# Spanning sets and polynomials.

• -Dragoon-

## Homework Statement

Do the polynomials $t^{3} + 2t + 1,t^{2} - t + 2, t^{3} +2, -t^{3} + t^{2} - 5t + 2$ span $P_{3}$?

N/A

## The Attempt at a Solution

My attempt: let $at^{3} + bt^{2} + ct + d$ be an arbitrary vector in $P_{3}$, then:
$c_{1}(t^{3} + 2t + 1) + c_{2}(t^{2} - t + 2) + c_{3}(t^{3} +2) + c_{4}(-t^{3} + t^{2} - 5t + 2) = at^{3} + bt^{2} + ct + d$

$c_{1} + c_{3} - c_{4} = a$
$c_{2} + c_{4} = b$
$2c_{1} - c_{2} - 5c_{4} = c$
$c_{1} + 2c_{2} + 2c_{3} + 2c_{4} = d$
Which becomes the augmented matrix:
$\left[\begin{array}{cccc|c}1&0&1&-1&a\\0&1&0&1&b\\2&-1&0&-5&c\\1&2&2&2&d\end{array}\right]$
Row reducing it, I come to the matrix:
$\left[\begin{array}{cccc|c}1&0&1&-1&a\\0&1&0&1&b\\0&0&1&1&d-a-2b\\0&0&0&0&c-4a-3b+2d\end{array}\right]$

Although the book did a different last row operation in the solution, I came to the same conclusion as they did except they had -2 in the 3x3 and 3x4 position rather than 1 as in my solution.

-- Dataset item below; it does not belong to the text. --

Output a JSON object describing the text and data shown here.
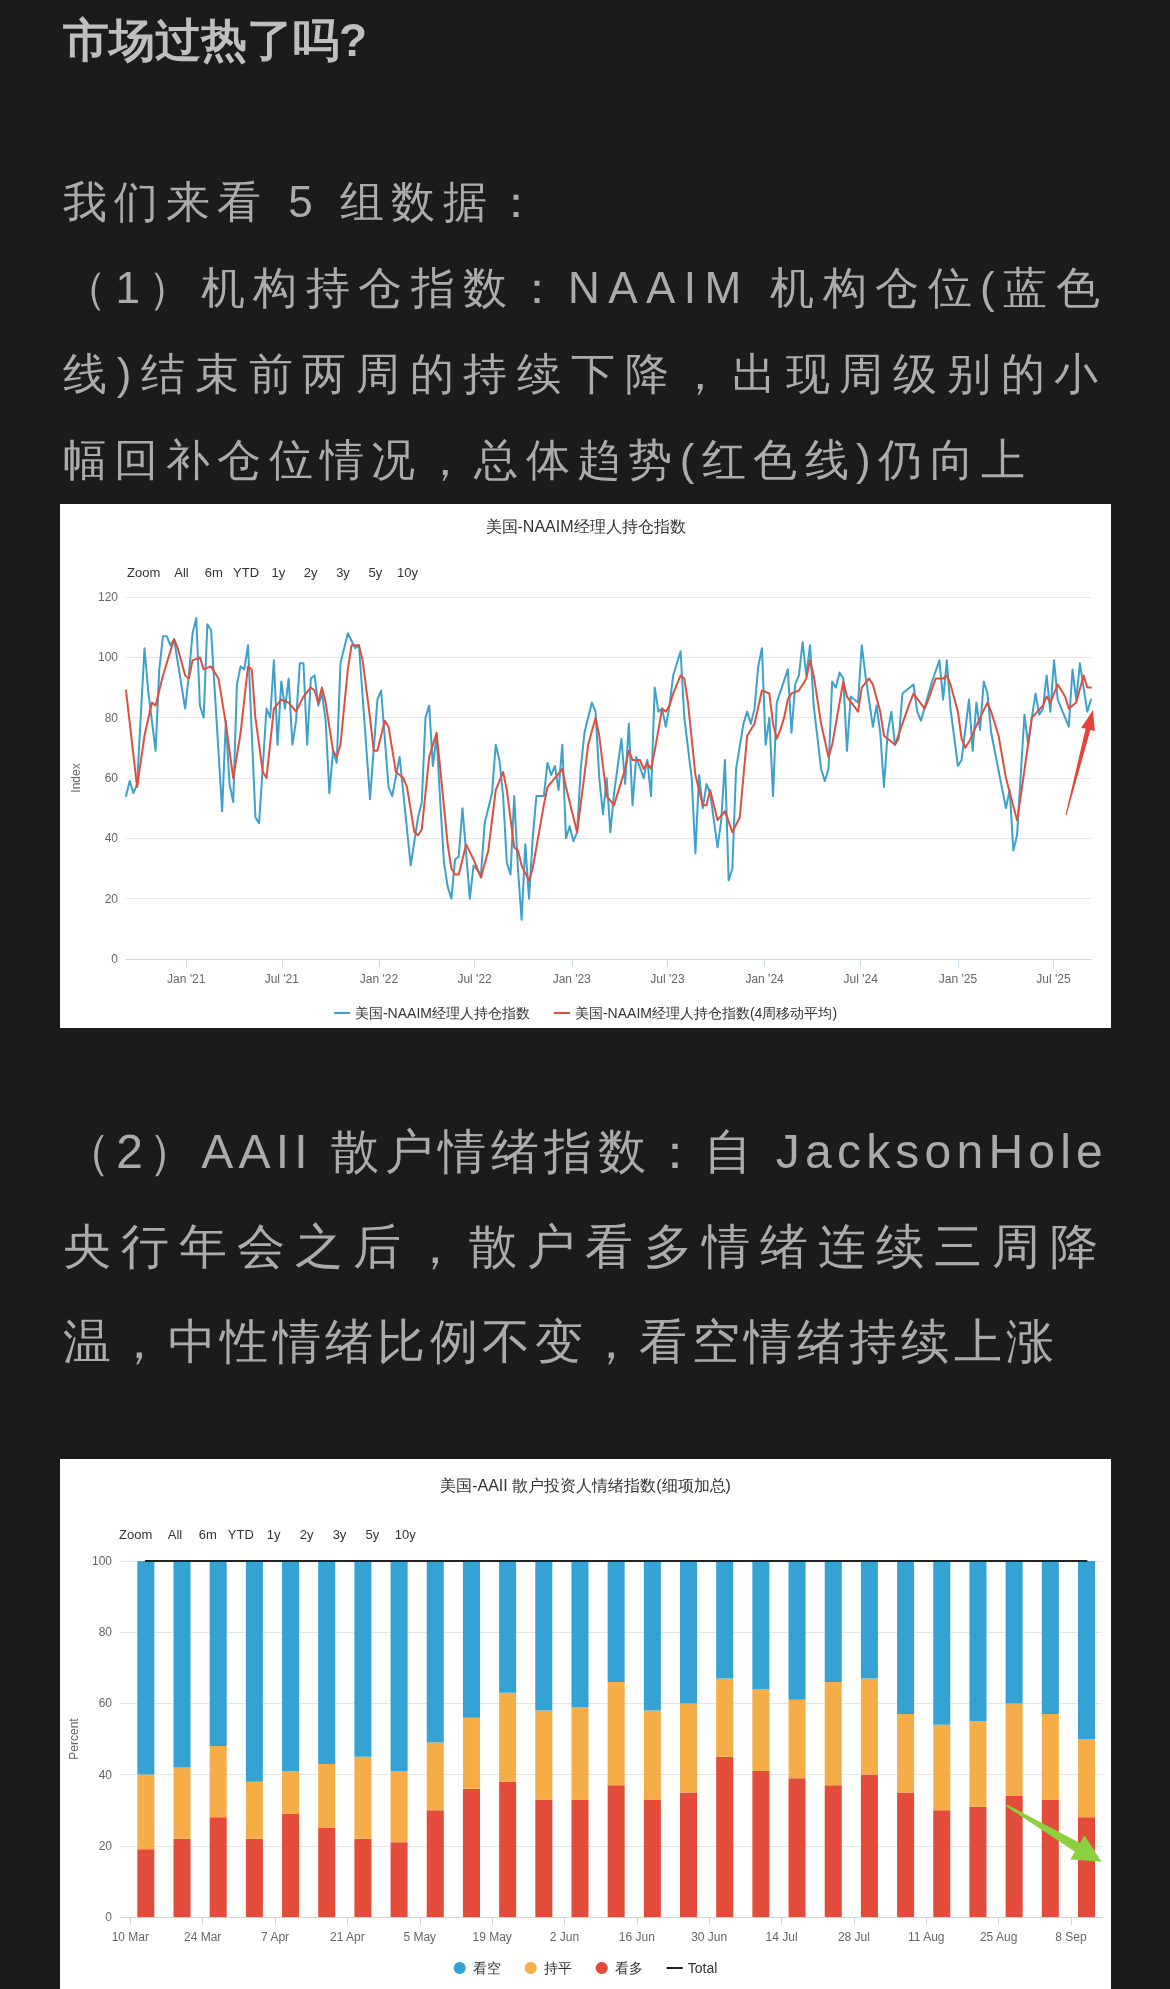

Anyways, the book concludes the system is inconsistent regardless of specific values chosen for a, b, c, and d. But, wouldn't the system be consistent if a = b = c = d = 0? Then the fourth row would be [ 0 0 0 0 | 0], correct?

The point is that for any vector you should be able to come up with a linear combination of the coefficients to generate it.

Here, your coefficient matrix reduces to a rank 3 matrix, so your 4 vectors span a 3 dimensional space in P3. P3 is a 4 dimensional vector space and so there are definitely some vectors which you won't be able to generate.

Using an augmented matrix to figure out which vectors are spanned by your set is fine, but given the question "do the vectors span P3" you just need to see that the coefficient matrix is not rank 4 and therefore the set doesn't span P3.